Let’s review the previous example to see how this works. How strongly linked is a gift box in your closet to the hypothesis that the gift is for you? Intuitively it seems obvious that there is a strong link. One of the achievements of BT is that it gives us a concrete, repeatable method for evaluating the strength of this link. The prescription is to assume that the hypothesis is true, and then to evaluate whether the evidence would occur or not. It’s straightforward in this example. If your partner did indeed buy you a gift, then it is quite likely that there would be a gift box hidden somewhere in the apartment. However, it’s not certain. The gift could be at work. Or maybe it’s in the car. In many cases, it’s hard to evaluate how relevant the evidence is, without this crucial exercise. It’s also important to interpret the evidence in the context of the situation—that’s the other piece of information that you need to calculate the ECF. How likely is the evidence to occur regardless of whether the hypothesis is true? If your partner works at a gift shop and always has many gift boxes at home, then even though a gift box is strongly linked to a gift for you, there is a high chance of its being in your closet for other reasons. This makes the evidence less likely to change your confidence in the hypothesis.

Notice that BT does not say anything about the truth of a hypothesis. It only defines a process for figuring out what your subjective belief in a hypothesis should be, given what you previously thought, and what you now know. In our example, there is an objective answer to the question: either your partner bought a gift, or your partner did not buy you a gift. However, BT only gives you an answer to how much confidence you should have that the gift is for you, given the information that you know. It does not tell you how the world is—merely your confidence in how it is, given what you know about it. It is fundamentally a theorem about our epistemological limits.

Now, we can define the theorem more accurately to be the following:

Confidence in a hypothesis = Evidence Confidence Factor x Confidence in the hypothesis before knowing about the evidence

Evidence Confidence Factor = Strength of the evidence’s link to the hypothesis / How common the evidence is in the context of the situation in which the hypothesis is being evaluated

This means that if your confidence in a hypothesis initially started out at 0%, no amount of evidence can ever change your mind! By definition, fundamentalists have an initial confidence in their beliefs (or their hypotheses about certain aspects of the world) that is very close to certainty, the corollary is that their confidence in a hypothesis that is contrary to their belief is close to zero. Evidence in the form of events and arguments has almost no power to alter the confidence of a fundamentalist, according to BT. In this case, you can think of BT as a mathematical way to show that an absolute belief precludes entertaining any evidence that is contrary to that belief.

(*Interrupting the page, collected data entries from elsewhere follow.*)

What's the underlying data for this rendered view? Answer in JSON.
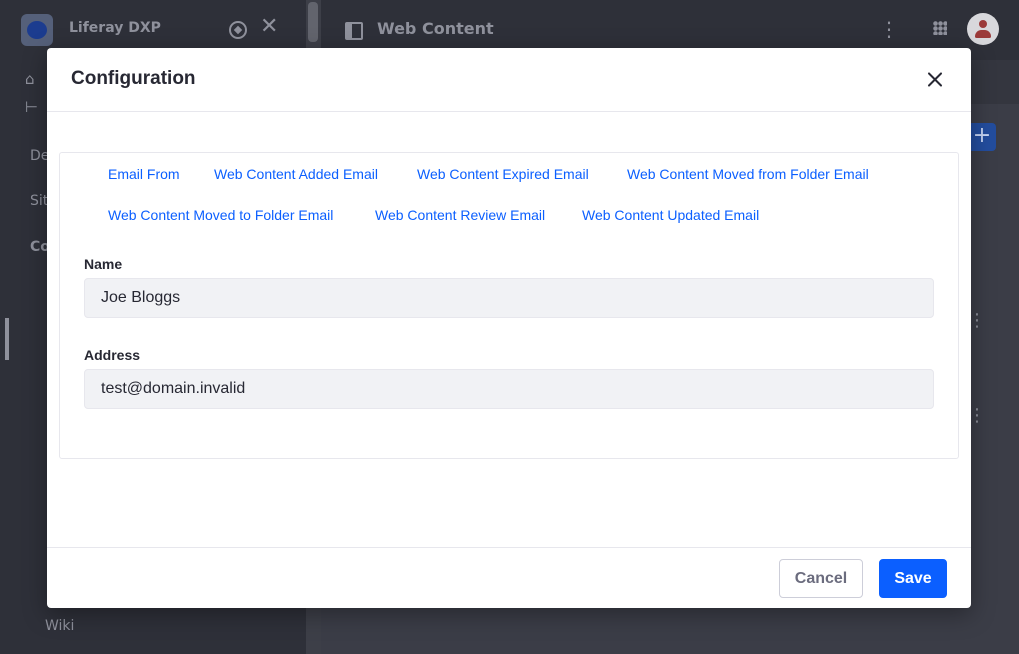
{
  "app": {
    "product_name": "Liferay DXP",
    "page_title": "Web Content",
    "sidebar_truncated": [
      "De",
      "Sit",
      "Co"
    ],
    "sidebar_bottom": "Wiki"
  },
  "modal": {
    "title": "Configuration",
    "tabs": [
      "Email From",
      "Web Content Added Email",
      "Web Content Expired Email",
      "Web Content Moved from Folder Email",
      "Web Content Moved to Folder Email",
      "Web Content Review Email",
      "Web Content Updated Email"
    ],
    "fields": {
      "name_label": "Name",
      "name_value": "Joe Bloggs",
      "address_label": "Address",
      "address_value": "test@domain.invalid"
    },
    "footer": {
      "cancel_label": "Cancel",
      "save_label": "Save"
    }
  },
  "colors": {
    "primary": "#0b5fff",
    "text": "#272833",
    "input_bg": "#f1f2f5"
  }
}
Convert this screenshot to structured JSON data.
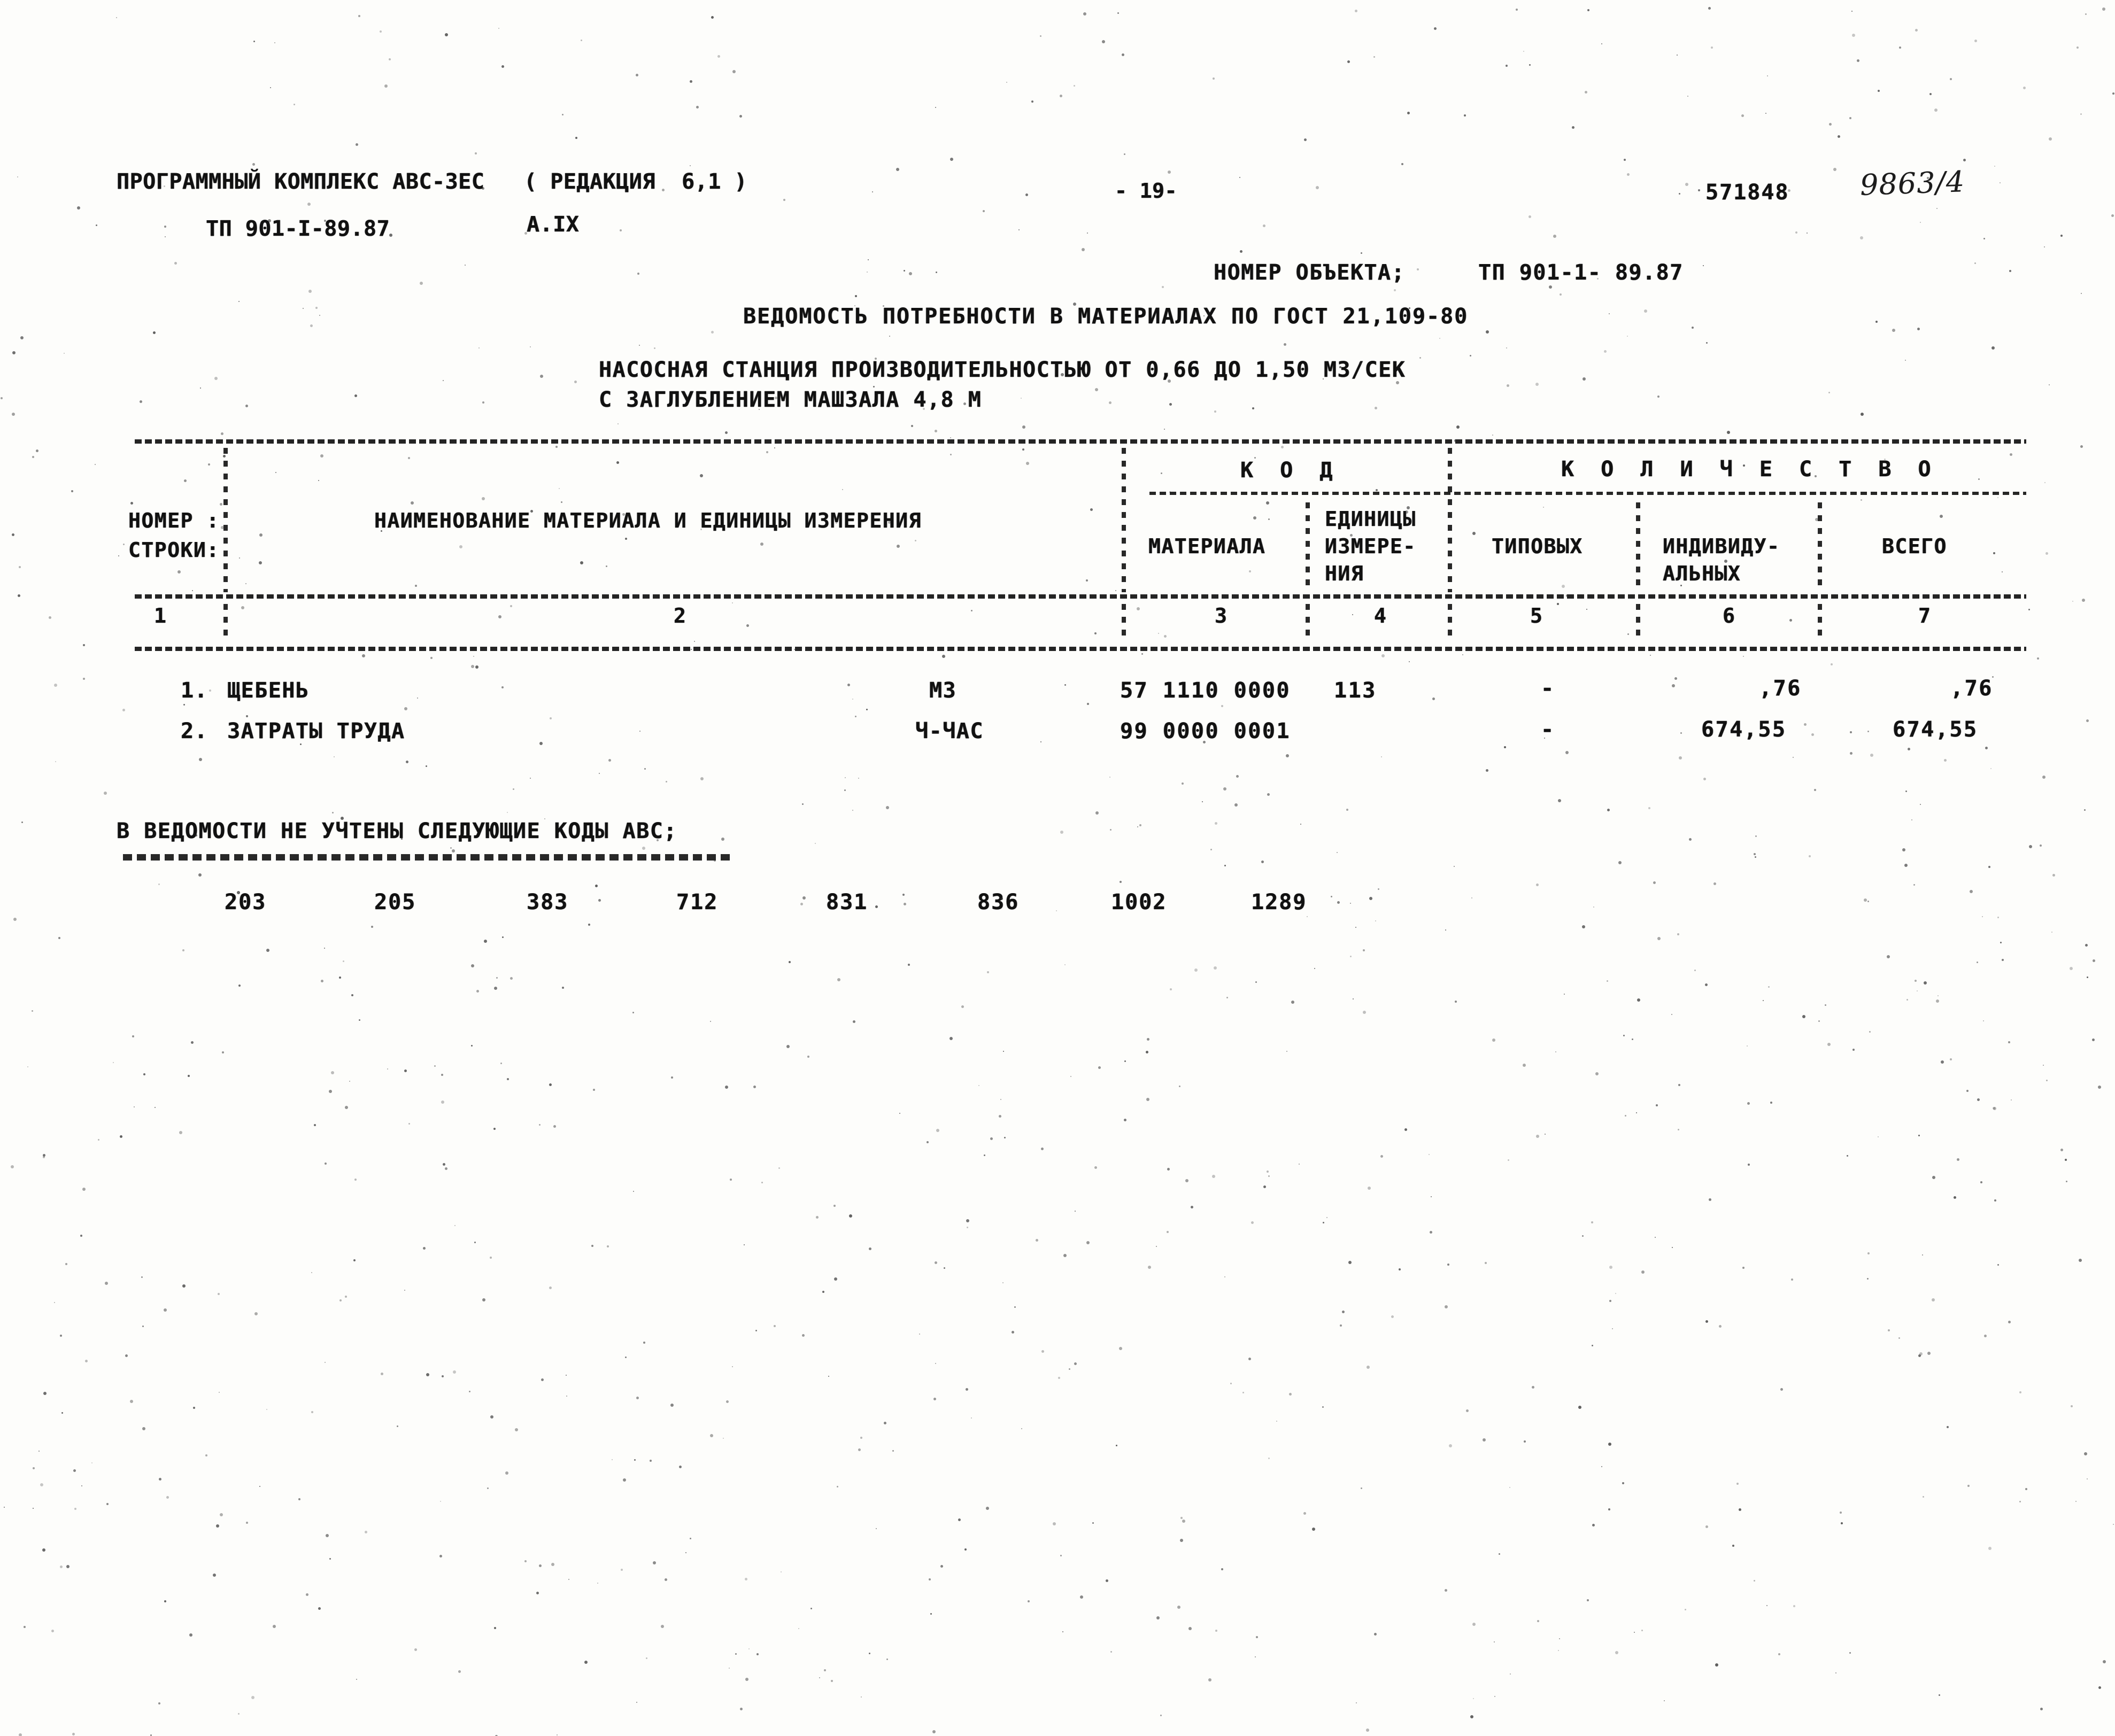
{
  "document": {
    "kind": "print-listing",
    "ink_color": "#111111",
    "paper_color": "#fdfdfb"
  },
  "header": {
    "software_line": "ПРОГРАММНЫЙ КОМПЛЕКС АВС-3ЕС   ( РЕДАКЦИЯ  6,1 )",
    "project_code": "ТП 901-I-89.87",
    "section_code": "А.IX",
    "page_number": "- 19-",
    "sheet_number": "571848",
    "handwritten_mark": "9863/4"
  },
  "object": {
    "label": "НОМЕР ОБЪЕКТА;",
    "value": "ТП 901-1- 89.87"
  },
  "titles": {
    "main": "ВЕДОМОСТЬ ПОТРЕБНОСТИ В МАТЕРИАЛАХ ПО ГОСТ 21,109-80",
    "subtitle_1": "НАСОСНАЯ СТАНЦИЯ ПРОИЗВОДИТЕЛЬНОСТЬЮ ОТ 0,66 ДО 1,50 М3/СЕК",
    "subtitle_2": "С ЗАГЛУБЛЕНИЕМ МАШЗАЛА 4,8 М"
  },
  "table": {
    "group_headers": {
      "code": "К О Д",
      "quantity": "К О Л И Ч Е С Т В О"
    },
    "headers": {
      "row_number_1": "НОМЕР :",
      "row_number_2": "СТРОКИ:",
      "name": "НАИМЕНОВАНИЕ МАТЕРИАЛА И ЕДИНИЦЫ ИЗМЕРЕНИЯ",
      "code_material": "МАТЕРИАЛА",
      "code_unit_1": "ЕДИНИЦЫ",
      "code_unit_2": "ИЗМЕРЕ-",
      "code_unit_3": "НИЯ",
      "qty_typical": "ТИПОВЫХ",
      "qty_individual_1": "ИНДИВИДУ-",
      "qty_individual_2": "АЛЬНЫХ",
      "qty_total": "ВСЕГО"
    },
    "column_numbers": [
      "1",
      "2",
      "3",
      "4",
      "5",
      "6",
      "7"
    ],
    "rows": [
      {
        "line_no": "1.",
        "name": "ЩЕБЕНЬ",
        "unit": "М3",
        "code_material": "57 1110 0000",
        "code_unit": "113",
        "qty_typical": "-",
        "qty_individual": ",76",
        "qty_total": ",76"
      },
      {
        "line_no": "2.",
        "name": "ЗАТРАТЫ ТРУДА",
        "unit": "Ч-ЧАС",
        "code_material": "99 0000 0001",
        "code_unit": "",
        "qty_typical": "-",
        "qty_individual": "674,55",
        "qty_total": "674,55"
      }
    ]
  },
  "footer": {
    "note_title": "В ВЕДОМОСТИ НЕ УЧТЕНЫ СЛЕДУЮЩИЕ КОДЫ АВС;",
    "separator": "==========================================",
    "codes": [
      "203",
      "205",
      "383",
      "712",
      "831",
      "836",
      "1002",
      "1289"
    ]
  }
}
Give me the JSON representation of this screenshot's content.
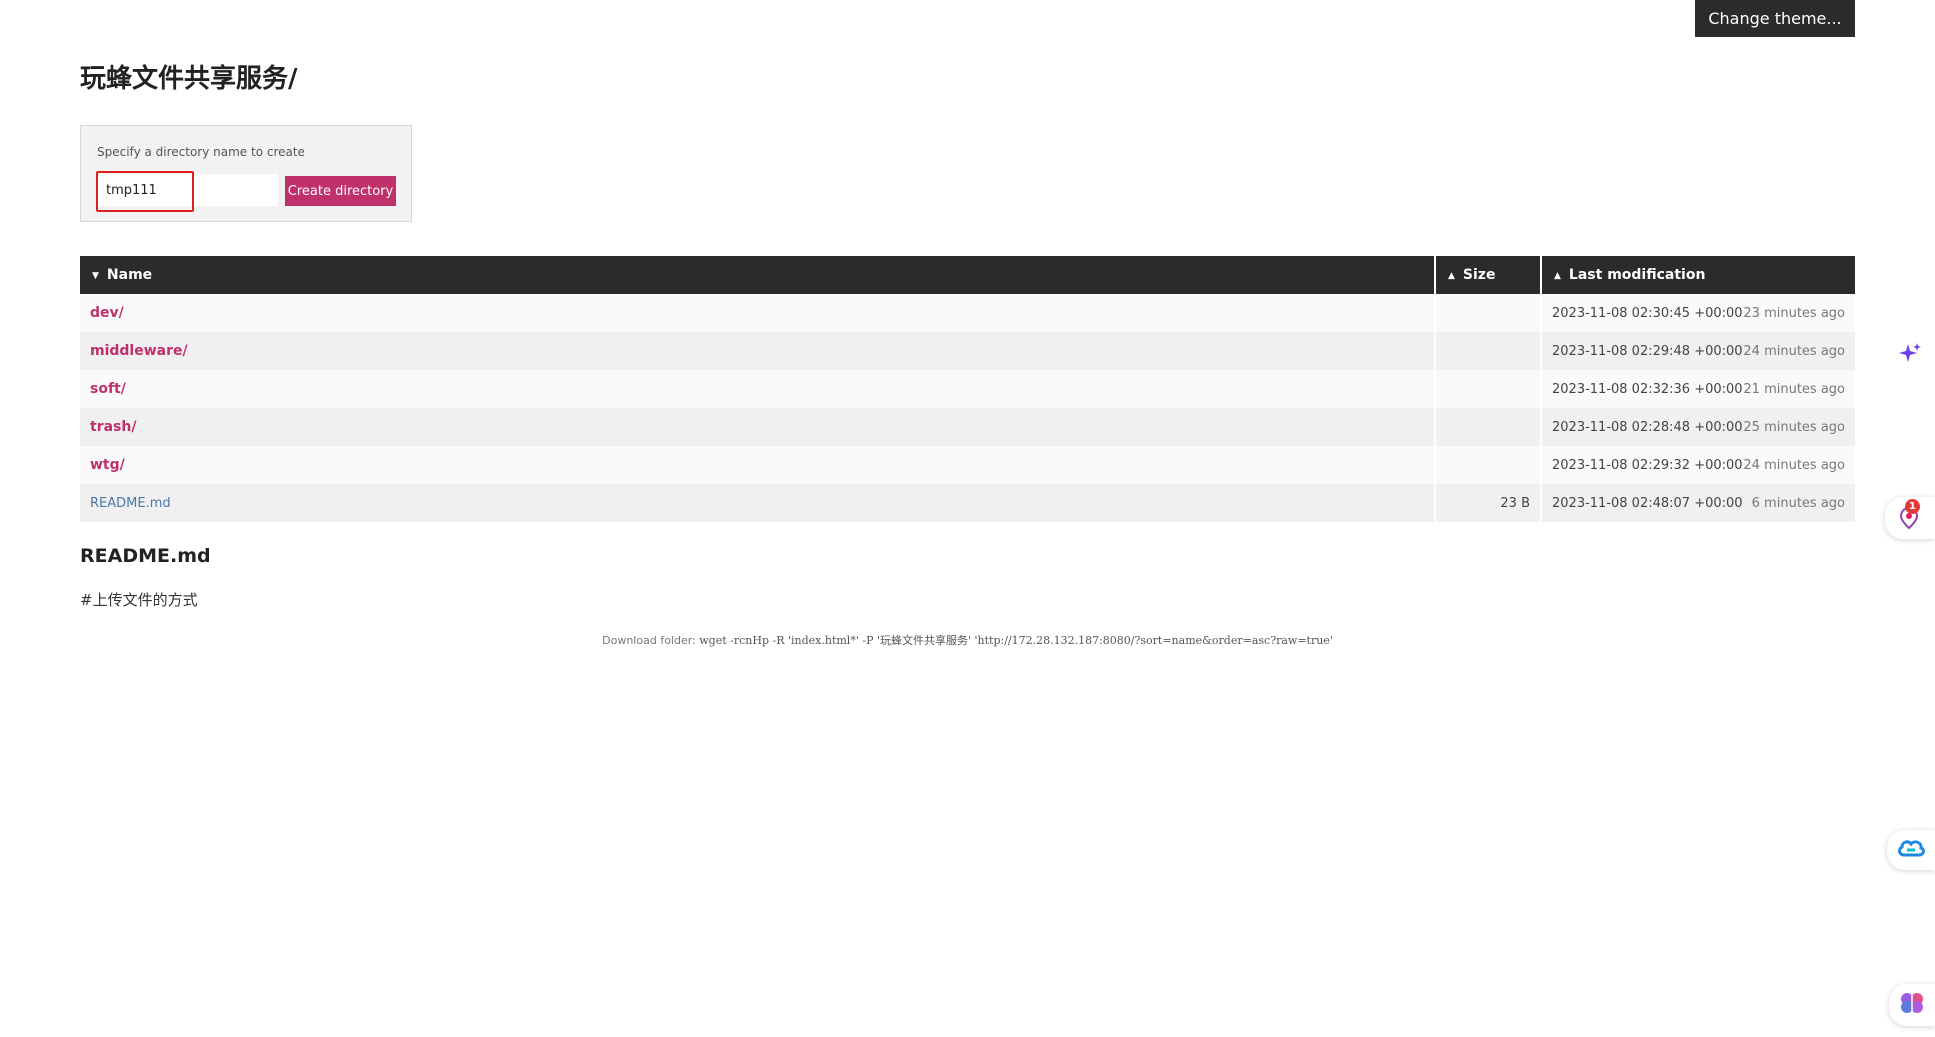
{
  "header": {
    "change_theme_label": "Change theme..."
  },
  "page_title": "玩蜂文件共享服务/",
  "mkdir": {
    "label": "Specify a directory name to create",
    "input_value": "tmp111",
    "button_label": "Create directory"
  },
  "table": {
    "columns": {
      "name": "Name",
      "size": "Size",
      "modified": "Last modification"
    },
    "rows": [
      {
        "name": "dev/",
        "size": "",
        "date": "2023-11-08 02:30:45 +00:00",
        "ago": "23 minutes ago"
      },
      {
        "name": "middleware/",
        "size": "",
        "date": "2023-11-08 02:29:48 +00:00",
        "ago": "24 minutes ago"
      },
      {
        "name": "soft/",
        "size": "",
        "date": "2023-11-08 02:32:36 +00:00",
        "ago": "21 minutes ago"
      },
      {
        "name": "trash/",
        "size": "",
        "date": "2023-11-08 02:28:48 +00:00",
        "ago": "25 minutes ago"
      },
      {
        "name": "wtg/",
        "size": "",
        "date": "2023-11-08 02:29:32 +00:00",
        "ago": "24 minutes ago"
      },
      {
        "name": "README.md",
        "size": "23 B",
        "date": "2023-11-08 02:48:07 +00:00",
        "ago": "6 minutes ago"
      }
    ]
  },
  "readme": {
    "title": "README.md",
    "content": "#上传文件的方式"
  },
  "download": {
    "label": "Download folder:",
    "command": "wget -rcnHp -R 'index.html*' -P '玩蜂文件共享服务' 'http://172.28.132.187:8080/?sort=name&order=asc?raw=true'"
  },
  "side_widgets": {
    "notification_count": "1"
  },
  "icons": {
    "sort_desc": "triangle-down",
    "sort_asc": "triangle-up",
    "sparkle": "sparkle-icon",
    "notification": "pin-icon",
    "cloud": "cloud-link-icon",
    "brain": "brain-icon"
  },
  "colors": {
    "accent": "#c0306a",
    "header_bg": "#2b2b2b",
    "file_link": "#4a78a8",
    "highlight": "#e02020"
  }
}
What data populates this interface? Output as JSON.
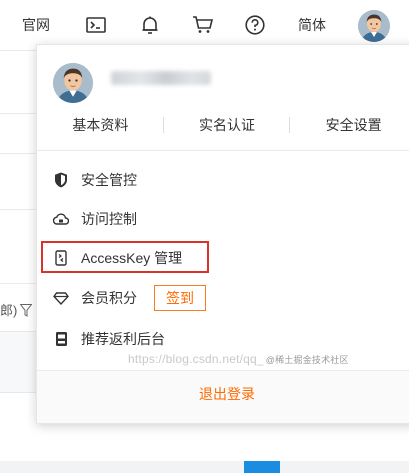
{
  "topbar": {
    "official_site": "官网",
    "language": "简体",
    "icons": [
      "terminal-icon",
      "bell-icon",
      "cart-icon",
      "help-icon"
    ]
  },
  "background": {
    "truncated_text": "郎)"
  },
  "panel": {
    "tabs": [
      {
        "label": "基本资料"
      },
      {
        "label": "实名认证"
      },
      {
        "label": "安全设置"
      }
    ],
    "menu": [
      {
        "label": "安全管控",
        "icon": "shield-icon"
      },
      {
        "label": "访问控制",
        "icon": "cloud-lock-icon"
      },
      {
        "label": "AccessKey 管理",
        "icon": "key-card-icon"
      },
      {
        "label": "会员积分",
        "icon": "diamond-icon"
      },
      {
        "label": "推荐返利后台",
        "icon": "rebate-icon"
      }
    ],
    "signin_label": "签到",
    "logout_label": "退出登录"
  },
  "watermark": {
    "text": "https://blog.csdn.net/qq_",
    "suffix": "@稀土掘金技术社区"
  },
  "colors": {
    "accent": "#ff6a00",
    "highlight": "#d9312c"
  }
}
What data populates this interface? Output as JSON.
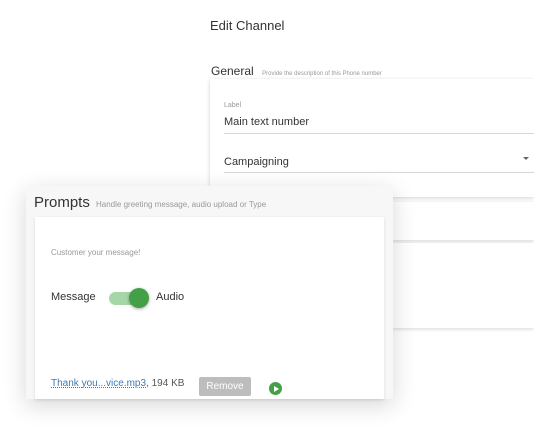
{
  "edit_channel": {
    "title": "Edit Channel",
    "general": {
      "title": "General",
      "description": "Provide the description of this Phone number",
      "label_field": {
        "label": "Label",
        "value": "Main text number"
      },
      "type_select": {
        "value": "Campaigning",
        "icon": "caret-down-icon"
      }
    }
  },
  "prompts": {
    "title": "Prompts",
    "description": "Handle greeting message, audio upload or Type",
    "customer_message": "Customer your message!",
    "toggle": {
      "left_label": "Message",
      "right_label": "Audio",
      "state": "audio",
      "accent_color": "#43a047"
    },
    "file": {
      "name": "Thank you...vice.mp3",
      "size": ", 194 KB",
      "remove_label": "Remove",
      "play_icon": "play-icon"
    }
  }
}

I am not making a statement about whether fundamentalists’ beliefs are correct—as we now know, BT does not allow us to take that kind of stance. I am advocating, though, that having a slightly skeptical mind, one that does not completely believe in any one hypothesis, allows you to interact with the world more fully, and to be affected by it. It allows you to change your mind when the facts change, but at the same time, not be fickle. All things considered, it may make you a better conversationalist, a better partner—and *almost* certainly, a better thinker.